1.1.1 Concepção moderna de corpo

1.1.1.2 O corpo anatomizado

Já foi exposto acima que, na Modernidade, as concepções de corpo que foram se constituindo são tributadas a três esferas sociais e culturais: o acentuado individualismo (em que os vínculos entre as pessoas são relaxados, e a oposição entre vida privada e vida pública é valorizada); a emergência de um saber racional positivo e laico sobre a natureza (resultando no estudo do corpo como realidade em si mesma, dissociada do ser humano); e o recuo das tradições populares e locais, dando, aos poucos, lugar à medicina (instituída como o saber oficial sobre o corpo).

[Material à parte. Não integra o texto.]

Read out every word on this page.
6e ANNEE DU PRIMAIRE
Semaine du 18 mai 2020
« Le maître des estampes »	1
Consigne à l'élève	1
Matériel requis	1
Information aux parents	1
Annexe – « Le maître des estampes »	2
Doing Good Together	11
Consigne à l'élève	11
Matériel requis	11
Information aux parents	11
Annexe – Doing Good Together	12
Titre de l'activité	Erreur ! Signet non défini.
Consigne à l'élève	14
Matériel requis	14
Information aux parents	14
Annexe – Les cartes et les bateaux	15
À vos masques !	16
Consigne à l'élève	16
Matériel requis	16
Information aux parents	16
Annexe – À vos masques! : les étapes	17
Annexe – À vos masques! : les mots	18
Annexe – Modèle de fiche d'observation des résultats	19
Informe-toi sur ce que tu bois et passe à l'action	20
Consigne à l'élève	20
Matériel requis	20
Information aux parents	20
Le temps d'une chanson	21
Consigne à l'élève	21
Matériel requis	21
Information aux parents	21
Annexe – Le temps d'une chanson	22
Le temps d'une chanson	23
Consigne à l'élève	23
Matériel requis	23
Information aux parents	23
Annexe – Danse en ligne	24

Até aqui houve uma referência ao acentuado individualismo moderno, agora serão feitas referências à emergência de um saber racional positivo e laico, que ao estudar o corpo como realidade em si, dissociando-o do ser humano, de forma reificada, produziu o recuo das concepções populares acerca do corpo, fazendo que estas concepções fossem substituídas por um saber biomédico, oficial, sobre o corpo. Para que isto tenha se tornado efetivo, foi de suma importância o crescente interesse por dissecações de cadáveres nos estudos de anatomia no fim da Idade Média. “Isto não se fazia desde o século III a.C, quando dissecações humanas – as únicas que o mundo antigo conheceu – foram feitas em Alexandria. Seguiu-se um período muito longo de uns quinze séculos sem dissecações” (MANDRESSI, 2012, p.411).

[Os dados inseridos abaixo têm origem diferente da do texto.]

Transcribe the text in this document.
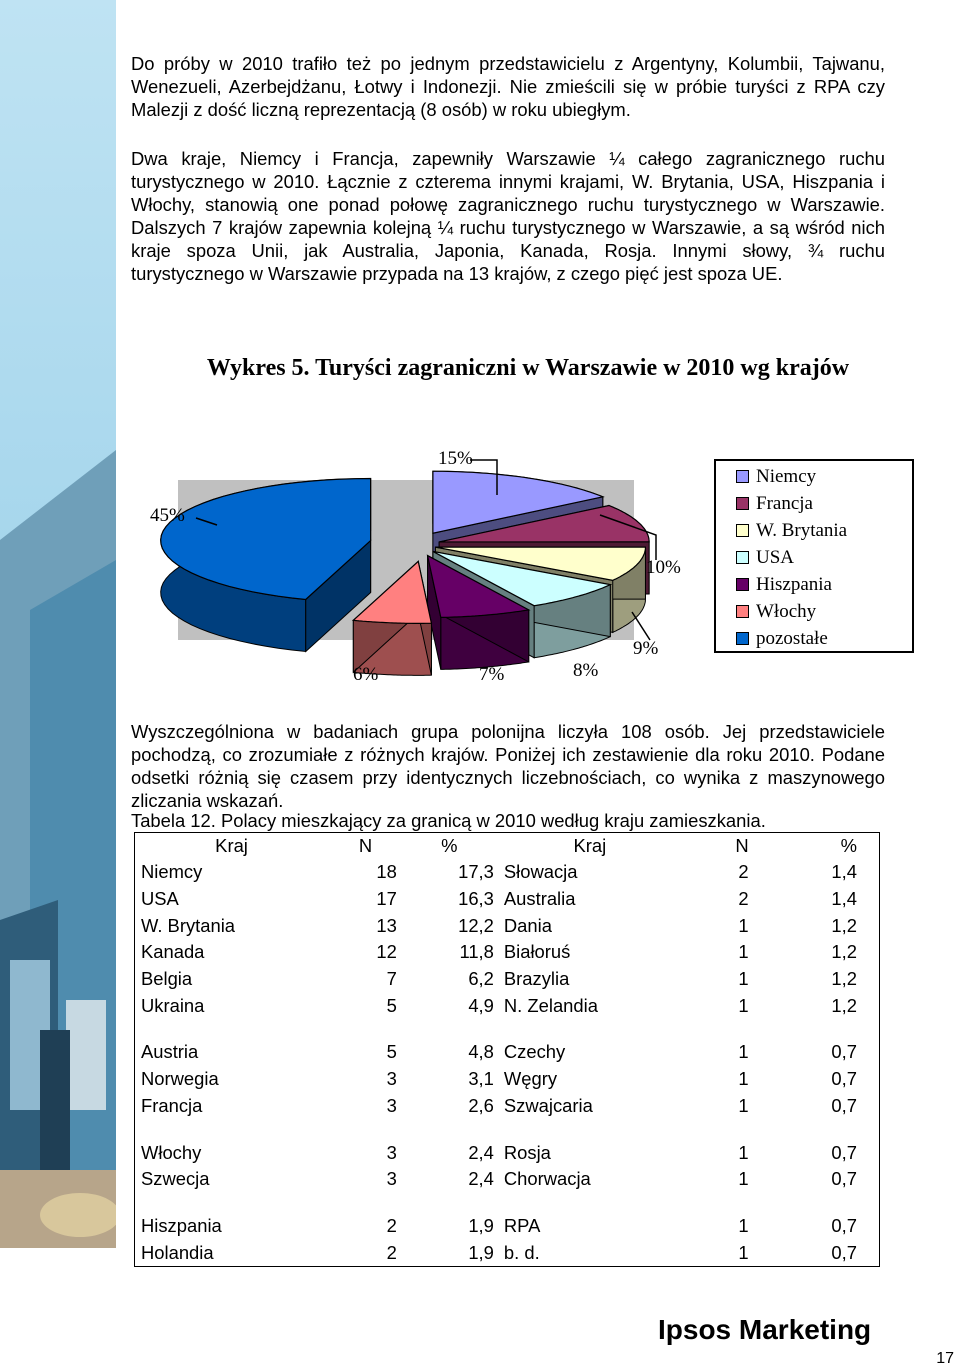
Do próby w 2010 trafiło też po jednym przedstawicielu z Argentyny, Kolumbii, Tajwanu, Wenezueli, Azerbejdżanu, Łotwy i Indonezji. Nie zmieścili się w próbie turyści z RPA czy Malezji z dość liczną reprezentacją (8 osób) w roku ubiegłym.

Dwa kraje, Niemcy i Francja, zapewniły Warszawie ¼ całego zagranicznego ruchu turystycznego w 2010. Łącznie z czterema innymi krajami, W. Brytania, USA, Hiszpania i Włochy, stanowią one ponad połowę zagranicznego ruchu turystycznego w Warszawie. Dalszych 7 krajów zapewnia kolejną ¼ ruchu turystycznego w Warszawie, a są wśród nich kraje spoza Unii, jak Australia, Japonia, Kanada, Rosja. Innymi słowy, ¾ ruchu turystycznego w Warszawie przypada na 13 krajów, z czego pięć jest spoza UE.

Wykres 5. Turyści zagraniczni w Warszawie w 2010 wg krajów
15%
10%
9%
8%
7%
6%
45%
Niemcy
Francja
W. Brytania
USA
Hiszpania
Włochy
pozostałe

Wyszczególniona w badaniach grupa polonijna liczyła 108 osób. Jej przedstawiciele pochodzą, co zrozumiałe z różnych krajów. Poniżej ich zestawienie dla roku 2010. Podane odsetki różnią się czasem przy identycznych liczebnościach, co wynika z maszynowego zliczania wskazań.

Tabela 12. Polacy mieszkający za granicą w 2010 według kraju zamieszkania.
Kraj	N	%	Kraj	N	%
Niemcy	18	17,3	Słowacja	2	1,4
USA	17	16,3	Australia	2	1,4
W. Brytania	13	12,2	Dania	1	1,2
Kanada	12	11,8	Białoruś	1	1,2
Belgia	7	6,2	Brazylia	1	1,2
Ukraina	5	4,9	N. Zelandia	1	1,2

Austria	5	4,8	Czechy	1	0,7
Norwegia	3	3,1	Węgry	1	0,7
Francja	3	2,6	Szwajcaria	1	0,7

Włochy	3	2,4	Rosja	1	0,7
Szwecja	3	2,4	Chorwacja	1	0,7

Hiszpania	2	1,9	RPA	1	0,7
Holandia	2	1,9	b. d.	1	0,7
Ipsos Marketing
17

Sobre este longo período sem dissecações difundiu-se a opinião de que isto teria ocorrido devido a uma proibição por parte da Igreja Católica. Porém não há documentos que atestem isto, o único documento que poderia ser citado em apoio a esta alegação é a decretal Detestande feritatis, emitida pelo Papa Bonifácio VIII, em 1299. Entretanto, esta decretal expunha a oposição do pontífice ao esquartejamento dos cadáveres. A decretal pretendia colocar um fim no costume de desmembrar os corpos dos defuntos para tornar mais fácil o transporte até o local da sepultura, quando distante do local da morte. Desta forma não se tratava de proibir dissecações anatômicas, que começavam a ser praticadas nesta época (MANDRESSI, 2012, p.411-412).

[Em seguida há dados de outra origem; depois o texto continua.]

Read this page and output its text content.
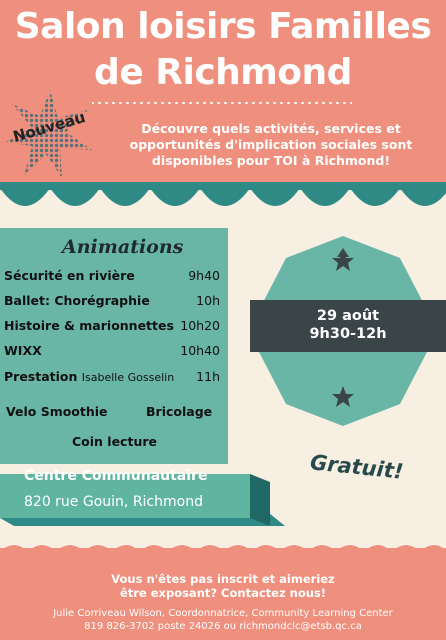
Salon loisirs Familles
de Richmond
Nouveau	Découvre quels activités, services et
opportunités d'implication sociales sont
disponibles pour TOI à Richmond!
Animations
Sécurité en rivière	9h40
Ballet: Chorégraphie	10h
Histoire & marionnettes 10h20
WIXX	10h40
Prestation Isabelle Gosselin 11h
Velo Smoothie	Bricolage
Coin lecture
29 août
9h30-12h
Centre Communautaire
820 rue Gouin, Richmond
Gratuit!
Vous n'êtes pas inscrit et aimeriez
être exposant? Contactez nous!
Julie Corriveau Wilson, Coordonnatrice, Community Learning Center
819 826-3702 poste 24026 ou richmondclc@etsb.qc.ca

Sobre esta questão da suposta proibição, Le Goff e Truong (2010, p.119-120) asseguram:

A dissecação médica não era proibida. Mesmo Galeno, o mestre dos médicos medievais, praticava a dissecação de animais. Assim, em Bolonha, em Salerno, em Montpellier, em Paris, a dissecação tornou-se uma prática pública e didática. O saber livresco predomina, entretanto. A abertura dos corpos era frequentemente destinada a confirmar Galeno. Como resume justamente Danielle Jacquart, “o corpo era ‘lido’ antes de ser visto”.

O predomínio do saber livresco, mencionado por Le Goff e Truong, associado à prática da dissecação apenas com o objetivo de confirmar Galeno, possui uma estreita relação com a depreciação por parte dos médicos no tocante a atividade realizada por cirurgiões na Idade Média. A atividade dos cirurgiões consistia numa prática manual, no manuseio da carne de outrem, algo não estimado por médicos universitários. Associada a “artes mecânicas”, “as dissecações anatômicas, que também implicavam no recurso ao uso da mão e à incisão do corpo, poderiam ter sido objeto de reticências análogas”, segundo Rafael Mandressi (2012,

p.414), que explica ainda que a divisão das tarefas que caracterizam a organização das dissecações públicas até o século XVI mostra, efetivamente, que elas eram regidas por uma hierarquia. O professor comandava o seu desenrolar, lia e comentava os escritos das autoridades do alto de sua cátedra, sendo secundado por um demonstrator, que fazia os assistentes ver o que o mestre explicava, enquanto a preparação do cadáver era em geral confiada a um cirurgião barbeiro. Mesmo assim, não dá para concluir que o descrédito das “artes mecânicas” estivesse na origem de uma impossibilidade qualquer de praticar dissecações.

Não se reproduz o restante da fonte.